Title: list.insert is slow, likely due to manual memmove
Type: performance Stage:
Components: Interpreter Core Versions: Python 3.9
Status: open Resolution:
Dependencies: Superseder:
Assigned To: Nosy List: Stefan Pochmann, rhettinger, tim.peters
Priority: low Keywords:

Created on 2020-02-29 16:11 by Stefan Pochmann, last changed 2020-05-18 01:31 by rhettinger.

Messages (10)
msg362986 - (view) Author: Stefan Pochmann (Stefan Pochmann) * Date: 2020-02-29 16:11
Using a list's insert function is much slower than using slice assignment:

> python -m timeit -n 100000 -s "a=[]" "a.insert(0,0)"
100000 loops, best of 5: 19.2 usec per loop

> python -m timeit -n 100000 -s "a=[]" "a[0:0]=[0]"
100000 loops, best of 5: 6.78 usec per loop

(Note that the list starts empty but grows to 100,000 elements.)
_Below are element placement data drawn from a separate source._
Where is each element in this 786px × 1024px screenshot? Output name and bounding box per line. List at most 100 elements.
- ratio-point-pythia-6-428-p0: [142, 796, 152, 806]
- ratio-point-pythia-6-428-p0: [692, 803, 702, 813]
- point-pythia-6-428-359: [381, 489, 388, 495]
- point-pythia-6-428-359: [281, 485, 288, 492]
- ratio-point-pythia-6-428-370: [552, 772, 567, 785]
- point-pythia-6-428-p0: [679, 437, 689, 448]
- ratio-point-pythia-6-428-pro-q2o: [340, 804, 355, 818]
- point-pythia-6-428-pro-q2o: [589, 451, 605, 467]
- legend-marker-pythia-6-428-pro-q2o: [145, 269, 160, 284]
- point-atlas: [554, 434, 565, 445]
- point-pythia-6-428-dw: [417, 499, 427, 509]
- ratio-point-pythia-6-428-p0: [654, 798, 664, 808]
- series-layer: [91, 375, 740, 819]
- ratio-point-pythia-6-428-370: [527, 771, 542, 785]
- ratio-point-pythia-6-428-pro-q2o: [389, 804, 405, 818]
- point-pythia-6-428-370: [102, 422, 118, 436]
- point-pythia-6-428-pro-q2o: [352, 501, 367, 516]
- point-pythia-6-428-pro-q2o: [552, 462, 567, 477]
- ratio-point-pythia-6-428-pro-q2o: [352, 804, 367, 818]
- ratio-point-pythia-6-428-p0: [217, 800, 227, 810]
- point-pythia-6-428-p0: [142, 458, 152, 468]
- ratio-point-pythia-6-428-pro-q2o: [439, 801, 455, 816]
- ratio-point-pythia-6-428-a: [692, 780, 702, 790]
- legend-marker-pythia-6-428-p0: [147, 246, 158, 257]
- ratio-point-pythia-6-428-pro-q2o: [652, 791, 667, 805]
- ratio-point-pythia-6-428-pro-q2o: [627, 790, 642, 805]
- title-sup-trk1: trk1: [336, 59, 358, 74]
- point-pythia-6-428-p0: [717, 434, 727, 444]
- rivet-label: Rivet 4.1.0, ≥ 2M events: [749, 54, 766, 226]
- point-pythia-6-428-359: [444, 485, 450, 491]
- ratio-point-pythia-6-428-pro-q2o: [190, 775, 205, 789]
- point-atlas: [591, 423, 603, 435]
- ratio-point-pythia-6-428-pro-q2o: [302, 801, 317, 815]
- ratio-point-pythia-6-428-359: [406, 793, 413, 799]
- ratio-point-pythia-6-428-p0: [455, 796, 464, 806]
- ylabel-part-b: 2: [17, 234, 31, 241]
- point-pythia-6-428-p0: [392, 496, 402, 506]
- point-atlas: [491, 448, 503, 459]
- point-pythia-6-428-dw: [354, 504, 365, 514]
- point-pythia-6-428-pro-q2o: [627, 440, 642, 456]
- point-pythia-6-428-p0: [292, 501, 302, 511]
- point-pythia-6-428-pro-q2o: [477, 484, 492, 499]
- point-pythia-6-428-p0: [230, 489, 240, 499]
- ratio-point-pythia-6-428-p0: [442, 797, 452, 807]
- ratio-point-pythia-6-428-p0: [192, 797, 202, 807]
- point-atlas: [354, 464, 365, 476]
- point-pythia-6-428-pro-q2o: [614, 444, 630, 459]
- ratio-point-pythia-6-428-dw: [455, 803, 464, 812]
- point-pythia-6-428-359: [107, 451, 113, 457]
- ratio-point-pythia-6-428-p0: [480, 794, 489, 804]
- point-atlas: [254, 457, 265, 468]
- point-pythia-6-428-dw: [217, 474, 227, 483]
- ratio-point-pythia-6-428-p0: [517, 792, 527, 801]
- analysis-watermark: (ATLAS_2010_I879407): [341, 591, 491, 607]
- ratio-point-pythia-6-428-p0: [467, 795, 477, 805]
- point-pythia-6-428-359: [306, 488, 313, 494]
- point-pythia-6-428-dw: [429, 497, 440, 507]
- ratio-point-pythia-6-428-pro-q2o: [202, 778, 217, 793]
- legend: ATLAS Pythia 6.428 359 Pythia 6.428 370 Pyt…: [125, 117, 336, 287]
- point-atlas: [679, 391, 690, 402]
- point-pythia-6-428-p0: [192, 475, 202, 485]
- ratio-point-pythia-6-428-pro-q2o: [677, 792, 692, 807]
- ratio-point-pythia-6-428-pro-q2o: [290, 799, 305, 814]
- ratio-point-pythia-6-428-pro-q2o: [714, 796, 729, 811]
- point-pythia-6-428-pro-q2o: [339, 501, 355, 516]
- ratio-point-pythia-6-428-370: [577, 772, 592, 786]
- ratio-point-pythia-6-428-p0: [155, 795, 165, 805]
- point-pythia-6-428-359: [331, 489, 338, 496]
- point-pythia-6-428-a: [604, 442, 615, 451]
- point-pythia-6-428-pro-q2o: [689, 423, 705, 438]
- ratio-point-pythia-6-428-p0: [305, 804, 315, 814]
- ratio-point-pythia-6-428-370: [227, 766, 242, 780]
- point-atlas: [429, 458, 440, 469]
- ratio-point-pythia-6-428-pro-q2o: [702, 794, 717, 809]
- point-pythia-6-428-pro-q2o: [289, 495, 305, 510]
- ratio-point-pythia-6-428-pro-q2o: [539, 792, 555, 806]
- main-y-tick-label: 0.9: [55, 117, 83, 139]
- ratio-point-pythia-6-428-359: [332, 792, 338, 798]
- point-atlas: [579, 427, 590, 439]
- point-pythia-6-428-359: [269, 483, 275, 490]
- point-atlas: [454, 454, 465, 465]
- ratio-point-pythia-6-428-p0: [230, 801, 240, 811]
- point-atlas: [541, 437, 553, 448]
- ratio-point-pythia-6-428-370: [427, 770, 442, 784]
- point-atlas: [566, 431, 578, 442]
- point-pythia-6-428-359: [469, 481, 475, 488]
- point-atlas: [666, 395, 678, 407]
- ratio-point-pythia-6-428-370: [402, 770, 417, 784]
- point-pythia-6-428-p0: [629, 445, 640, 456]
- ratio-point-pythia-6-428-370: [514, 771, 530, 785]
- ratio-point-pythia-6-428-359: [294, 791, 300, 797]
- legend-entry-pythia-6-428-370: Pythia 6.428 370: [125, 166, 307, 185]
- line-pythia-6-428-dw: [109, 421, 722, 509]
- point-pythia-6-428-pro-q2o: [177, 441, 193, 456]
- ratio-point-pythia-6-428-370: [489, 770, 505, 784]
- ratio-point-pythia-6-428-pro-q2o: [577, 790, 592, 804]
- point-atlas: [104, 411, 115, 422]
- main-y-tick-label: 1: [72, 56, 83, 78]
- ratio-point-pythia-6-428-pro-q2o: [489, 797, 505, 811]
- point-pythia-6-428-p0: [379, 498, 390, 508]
At first I thought maybe it's the attribute lookup or function call overhead or so, but inserting near the end shows that that's negligible:

> python -m timeit -n 100000 -s "a=[]" "a.insert(-1,0)"
100000 loops, best of 5: 79.1 nsec per loop

I asked at StackOverflow and someone pointed out that list.insert uses a manual loop instead of memmove:
msg362993 - (view) Author: Stefan Pochmann (Stefan Pochmann) * Date: 2020-02-29 17:07
I believe it also affects bisect.insort, which I occasionally use when I need a "self-sorting list" (I can't easily test it, as I'm not set up to modify the C version of bisect.insort).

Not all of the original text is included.